Sen benim keşke ihtiyacım olmasaydı
dediğim parçamsınPes etmeden peşinden koşuyorum
Hep kapışıyorum ama neden bilmiyorum
Aşkımız bir trajedi ise neden benim dermanımsın
Aşkımız bir delilikse sen neden benim sarahatimsin
Şarkının büyüsüne ve gizemli sözlerine öyle çok kapılıyorum ki biran şarkıya anlamlar yüklemiş ve sözleri üstüme alınmadan edememiştim.
Senin dermanın olmayı ne çok isterdim...
"Merhaba rahatsız etmiyorum değil mi?"
Müziği kapattığında ancak kendime gelebilmiştim. Bakışlarım tekrar çizdiğin resime kaydı ardından.
Gerçekten yadırganamayacak bir yeteneğe sahipsin. Siyah rengi kağıda öyle güzel işlemişsinki hayran olmamak imkansız.
Ampulün içindeki kelebekleri sana benzetiyorum. Oldukça güzeldin ama içinde bulunduğu ortam seni daraltıyordu. Seni hapseden şeyler vardı. Kelebeği içinde hapseden ampul gibi. Çiçeği de kendime benzetmeden edememiştim.
O dar alanda sana iyi imkanlar sunmaya çalışıyordum. Seni mutlu etmeye ve senin yalnız olmadığını gösteren bir canlının varlığını belli etmeye çalışıyordum.
Üzerime konmanı ve benden hiç kopmamanı isterdim. O dar alanda birbirimize sonsuza dek sahip çıkabilirdik.
"Hayır ne rahatsızlığı."
Tebessüm edip etrafta gezdirdin gözlerini. Biraz endişeyle... Ama sonra rahatlamışçasına derin bir nefes verip seni bu denli tedirgin eden şeyin ne olduğunu dile getirdin.
"Arkadaşlarının burada olmamasına sevindim. Benim yanıma gelmiş olman onları epey kızdıracaktır."
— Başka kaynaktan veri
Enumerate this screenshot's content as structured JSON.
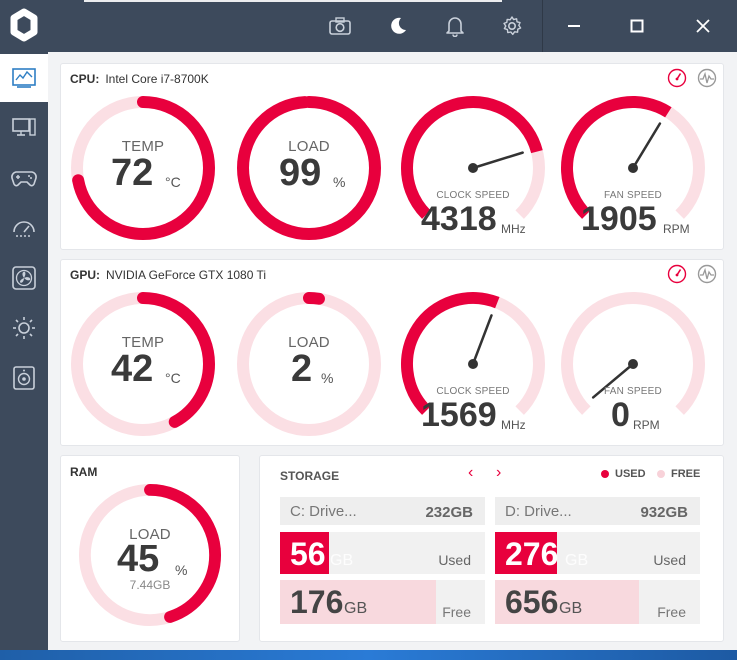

Onların kütüphaneye adım atması oldukça imkansız bir olaydı. Ama olurda gelirlerse onlara artık açıklama yapmak istemiyordum. Kendi hayatımı onların emirleri ile tutsak hayatına çeviremezdim.
"Onları boşver"
Omuz silkip gözlerinin içine baktım ve merakla mırıldandım.
"Lenslerin yeşil mi?"
Bakışlarını önündeki kağıttan kaldırıp yüzüme baktın ve kıkırdanma bıraktın. Kütüphanenin daha tenha köşesinde olduğumuz için sesimizi ayarlayarak rahatça konuşabiliyorduk.
"Lens kullanmıyorum."
Nasıl yani gerçekten irislerin yeşil miydi? Şaşkınlığımı gizleyememiş ve gözlerimin irileşmesine engel olamamıştım. Ama lens kullandığını söyleyen birkaç kişiyi duymuştum.
Demek ki gerçek göz rengini bile lens olarak millete tanıtacak kadar imreniyorlardı.
"Ben melezim."
Bu oldukça havalıydı bence. Kafamı anladığımı belirtmek adına aşağı yukarı sallayıp konuştum.
"Gözlerin çok güzel."
Gerçekten öyleydi. Sabah akşam övebileceğim kadar güzeldi. Akşam uyumadan önce en son gözlerine bakmayı ve koyu yeşillerin ile rüyalarımı taçlandırmayı öyle çok isterim ki.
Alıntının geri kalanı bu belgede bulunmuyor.